Mathias v. White Sulphur Springs Ass'n

17 Mont. 542 | Mont. | 1896

De Witt, J.

There has been a contention between counsel as to whether service of the summons in this case should have been made under the provisions of section 72 or section 75, Code of Civil Proc., 1887. (Congdon v. Butte Con. Ry. Co., ante 481.) It was also contended that, if service were made under section 75, that section did not authorize service to be made upon a trustee. But these questions may be passed, for the reason that we are of opinion that the return is wholly insufficient.

Our statutes for the service of summons upon a corporation are extremely liberal.
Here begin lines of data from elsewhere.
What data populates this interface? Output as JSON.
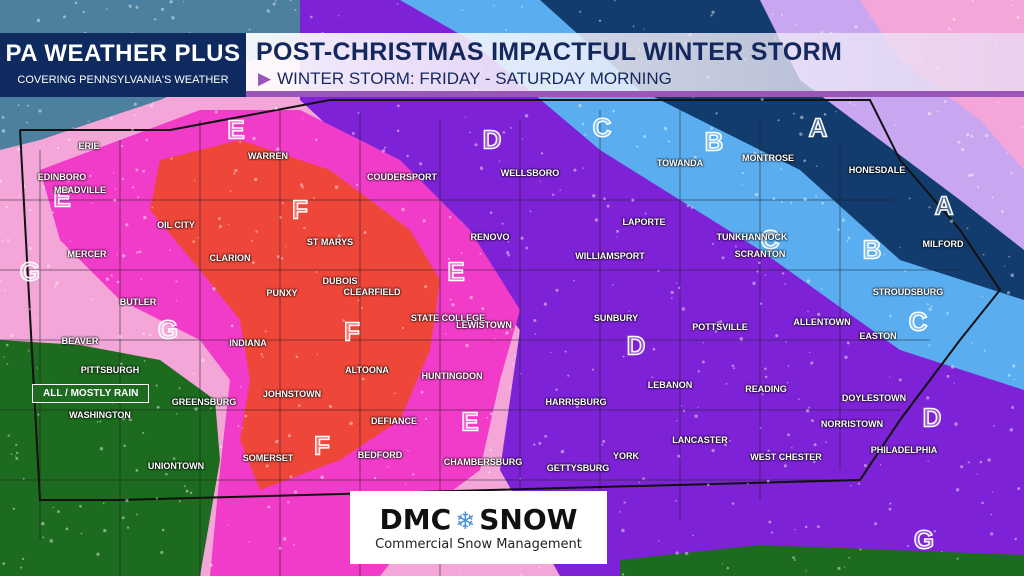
{
  "brand": {
    "title": "PA WEATHER PLUS",
    "subtitle": "COVERING PENNSYLVANIA'S WEATHER"
  },
  "header": {
    "title": "POST-CHRISTMAS IMPACTFUL WINTER STORM",
    "subtitle": "WINTER STORM: FRIDAY -  SATURDAY MORNING"
  },
  "rain_label": "ALL / MOSTLY RAIN",
  "logo": {
    "name": "DMC SNOW",
    "tagline": "Commercial Snow Management"
  },
  "colors": {
    "A": "#c9a7f0",
    "B": "#123c6e",
    "C": "#5aaef0",
    "D": "#7d22d6",
    "E": "#f03cc8",
    "F": "#ee4638",
    "G": "#f4a6d8",
    "rain": "#1c6b1e"
  },
  "zones": [
    "E",
    "E",
    "E",
    "E",
    "F",
    "F",
    "F",
    "G",
    "G",
    "G",
    "D",
    "D",
    "D",
    "C",
    "C",
    "C",
    "B",
    "B",
    "A",
    "A"
  ],
  "cities": [
    "ERIE",
    "EDINBORO",
    "MEADVILLE",
    "WARREN",
    "COUDERSPORT",
    "WELLSBORO",
    "TOWANDA",
    "MONTROSE",
    "HONESDALE",
    "OIL CITY",
    "CLARION",
    "ST MARYS",
    "RENOVO",
    "LAPORTE",
    "TUNKHANNOCK",
    "SCRANTON",
    "MILFORD",
    "MERCER",
    "DUBOIS",
    "WILLIAMSPORT",
    "STROUDSBURG",
    "BUTLER",
    "PUNXY",
    "CLEARFIELD",
    "STATE COLLEGE",
    "SUNBURY",
    "BEAVER",
    "INDIANA",
    "LEWISTOWN",
    "POTTSVILLE",
    "ALLENTOWN",
    "EASTON",
    "PITTSBURGH",
    "ALTOONA",
    "HUNTINGDON",
    "LEBANON",
    "READING",
    "DOYLESTOWN",
    "WASHINGTON",
    "GREENSBURG",
    "JOHNSTOWN",
    "HARRISBURG",
    "NORRISTOWN",
    "DEFIANCE",
    "LANCASTER",
    "UNIONTOWN",
    "SOMERSET",
    "BEDFORD",
    "CHAMBERSBURG",
    "GETTYSBURG",
    "YORK",
    "WEST CHESTER",
    "PHILADELPHIA"
  ]
}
Service may very readily be obtained upon any corporation. With this liberality in the statute, certainly a fair compliance with the terms of the statute should be required. In this case the sheriff returns that he served the summons upon T. E. Collins, a trustee. The return does not state of what corporation Collins was a trustee. The return further states that Collins was the defendant named in the summons. This is not true. The corporation was the defendant.

In Blodgett v. Schaffer, 94 Mo. 652, 7 S. W. 436, the action was against the Union National Bank of St. Louis. The *544sheriff returned that he had made service by delivering a copy of the writ to ‘ ‘T. H. Larkin, the within-named defendant. ’ ’ Held, that service was not made upon the bank.

In Chicago Planing Mill Co. v. Merchants’ National Bank, 86 Ill. 587, the sheriff made return upon the writ that he had “served the writ by reading and delivering a copy thereof to William H. Jenkins, by direction, as secretary.” Held to be bad, in that it was not shown that the person served was secretary of the company.

In Railway Co. v. Pillsbury, 29 Kan. 652, the return of the summons showed that it was served by delivering a copy thereof to “D. W. March, agent of said U. P. R. R. Co., Manhattan, Kansas. ’ ’ The return was held to be bad. Brewer, J., says : “Where this was served, or what kind of an agent of said defendant said D. W. March was, is not shown. ’ ’ This case was approved and followed in Dickerson v. Railroad Co., 43 Kan. 702, 23 Pac. 936.

These authorities uphold the view that the return upon this summons was insufficient. We concur in the views expressed in these cases, and are of opinion that the return of the sheriff in the case at bar was wholly insufficient to show service upon the corporation.

The judgment of the district court, and the order refusing to set aside the default and judgment, are therefore reversed, and the case is remanded, with directions to set aside the default and judgment and give the defendant leave to demur or answer.

Reversed.

Pemberton, C. J., and Hunt, J., concur.